While some people certainly can get there, it’s quite uncommon to drink such quantities of tea.
Researchers also believe that caffeinated drinks are actually as hydrating as water when consumed in moderation. That means that a cup of tea can count toward your total daily water intake.
Need more convincing?
Two really interesting studies highlight why tea is “no big deal” when it comes to dehydration worries.
In the first study, researchers looked at 50 heavy coffee drinkers who consumed either 26.5 ounces of coffee or the equivalent quantity of plain water for three days in a row. Scientists could not observe any difference in hydration markers between the “coffee” days and “water” days. This is big news for tea and coffee drinkers.
In another study involving 21 men who drank either four or six cups of black tea or the equivalent amount of boiled water over 12 hours, researchers did not notice any differences in urine production or hydration levels. As a result, the researchers behind the study concluded that black tea is equally as hydrating as water when consumed in quantities of up to six cups per day.
That’s more big news for anyone wanting guiltless cups of tea!
Which Is More Diuretic Coffee or Tea?
It appears that caffeine content is directly linked with a beverage’s diuretic effect. The simple answer is that coffee is more diuretic than tea on an ounce-per-ounce basis simply because it contains more caffeine.

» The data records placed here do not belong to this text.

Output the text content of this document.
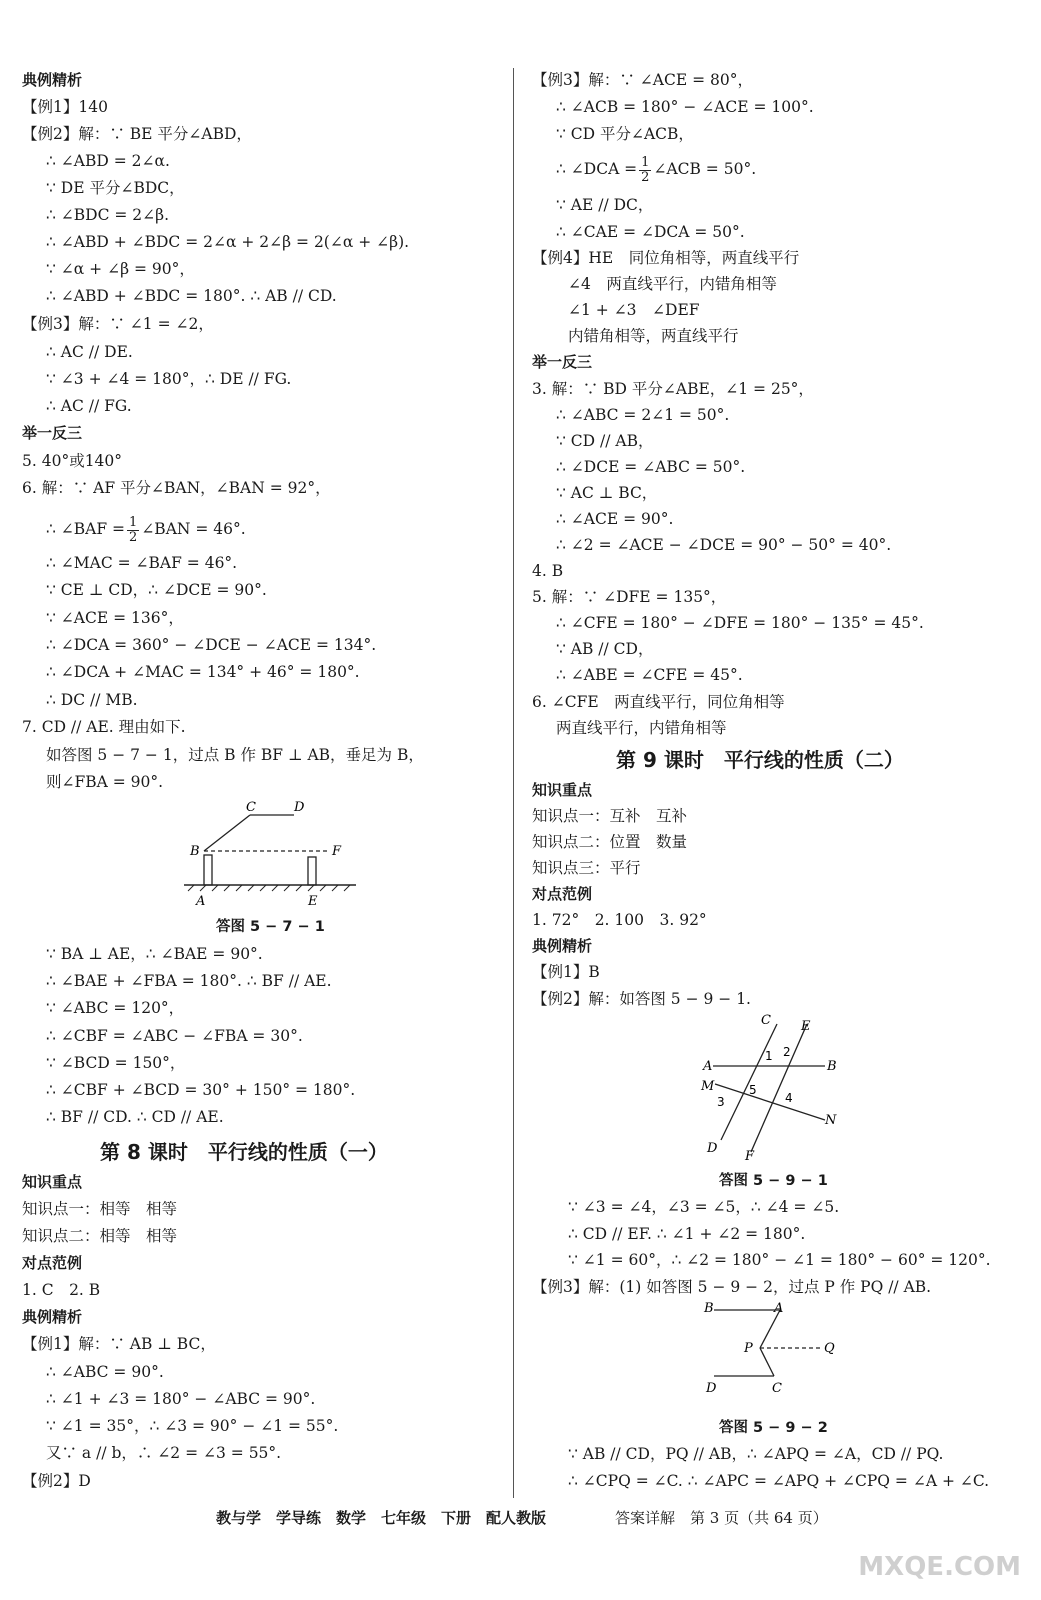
典例精析
【例1】140
【例2】解：∵ BE 平分∠ABD，
∴ ∠ABD = 2∠α.
∵ DE 平分∠BDC，
∴ ∠BDC = 2∠β.
∴ ∠ABD + ∠BDC = 2∠α + 2∠β = 2(∠α + ∠β).
∵ ∠α + ∠β = 90°，
∴ ∠ABD + ∠BDC = 180°. ∴ AB // CD.
【例3】解：∵ ∠1 = ∠2，
∴ AC // DE.
∵ ∠3 + ∠4 = 180°，∴ DE // FG.
∴ AC // FG.
举一反三
5. 40°或140°
6. 解：∵ AF 平分∠BAN，∠BAN = 92°，
∴ ∠BAF = $\frac{1}{2}$ ∠BAN = 46°.
∴ ∠MAC = ∠BAF = 46°.
∵ CE ⊥ CD，∴ ∠DCE = 90°.
∵ ∠ACE = 136°，
∴ ∠DCA = 360° − ∠DCE − ∠ACE = 134°.
∴ ∠DCA + ∠MAC = 134° + 46° = 180°.
∴ DC // MB.
7. CD // AE. 理由如下.
如答图 5 − 7 − 1，过点 B 作 BF ⊥ AB，垂足为 B，
则∠FBA = 90°.
A
B
C	D
E
F
答图 5 − 7 − 1
∵ BA ⊥ AE，∴ ∠BAE = 90°.
∴ ∠BAE + ∠FBA = 180°. ∴ BF // AE.
∵ ∠ABC = 120°，
∴ ∠CBF = ∠ABC − ∠FBA = 30°.
∵ ∠BCD = 150°，
∴ ∠CBF + ∠BCD = 30° + 150° = 180°.
∴ BF // CD. ∴ CD // AE.
第 8 课时　平行线的性质（一）
知识重点
知识点一：相等　相等
知识点二：相等　相等
对点范例
1. C　2. B
典例精析
【例1】解：∵ AB ⊥ BC，
∴ ∠ABC = 90°.
∴ ∠1 + ∠3 = 180° − ∠ABC = 90°.
∵ ∠1 = 35°，∴ ∠3 = 90° − ∠1 = 55°.
又∵ a // b，∴ ∠2 = ∠3 = 55°.
【例2】D
【例3】解：∵ ∠ACE = 80°，
∴ ∠ACB = 180° − ∠ACE = 100°.
∵ CD 平分∠ACB，
∴ ∠DCA = $\frac{1}{2}$ ∠ACB = 50°.
∵ AE // DC，
∴ ∠CAE = ∠DCA = 50°.
【例4】HE　同位角相等，两直线平行
∠4　两直线平行，内错角相等
∠1 + ∠3　∠DEF
内错角相等，两直线平行
举一反三
3. 解：∵ BD 平分∠ABE，∠1 = 25°，
∴ ∠ABC = 2∠1 = 50°.
∵ CD // AB，
∴ ∠DCE = ∠ABC = 50°.
∵ AC ⊥ BC，
∴ ∠ACE = 90°.
∴ ∠2 = ∠ACE − ∠DCE = 90° − 50° = 40°.
4. B
5. 解：∵ ∠DFE = 135°，
∴ ∠CFE = 180° − ∠DFE = 180° − 135° = 45°.
∵ AB // CD，
∴ ∠ABE = ∠CFE = 45°.
6. ∠CFE　两直线平行，同位角相等
两直线平行，内错角相等
第 9 课时　平行线的性质（二）
知识重点
知识点一：互补　互补
知识点二：位置　数量
知识点三：平行
对点范例
1. 72°　2. 100　3. 92°
典例精析
【例1】B
【例2】解：如答图 5 − 9 − 1.
C E
A	B
M
N
D
F
1 2
3	4
5
答图 5 − 9 − 1
∵ ∠3 = ∠4，∠3 = ∠5，∴ ∠4 = ∠5.
∴ CD // EF. ∴ ∠1 + ∠2 = 180°.
∵ ∠1 = 60°，∴ ∠2 = 180° − ∠1 = 180° − 60° = 120°.
【例3】解：(1) 如答图 5 − 9 − 2，过点 P 作 PQ // AB.
B	A
P	Q
D	C
答图 5 − 9 − 2
∵ AB // CD，PQ // AB，∴ ∠APQ = ∠A，CD // PQ.
∴ ∠CPQ = ∠C. ∴ ∠APC = ∠APQ + ∠CPQ = ∠A + ∠C.
教与学　学导练　数学　七年级　下册　配人教版	答案详解　第 3 页（共 64 页）
MXQE.COM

However, it’s hard to do an apples-to-apples comparison between coffee and herbal teas because those teas are relying on other compounds instead of caffeine to produce diuretic effects.
Final Thoughts on the Diuretic Effect of Tea
There’s strong evidence that most teas have at least some diuretic effect. However, having one or two cups of tea has such a weak effect that you’re unlikely to notice it.
However, I have noticed that if I drink a few cups of strong black tea or yerba mate tea, I soon need to go to the toilet. Our bodies react differently to different foods and drinks, but this indicates that tea truly seems to have a diuretic effect on me.
The good news is that according to research, this mild diuretic effect doesn’t appear to be enough to actually make tea dehydrating.
In fact, having several cups of tea per day may actually be a great way to boost your water intake while also getting some extra energy and antioxidants.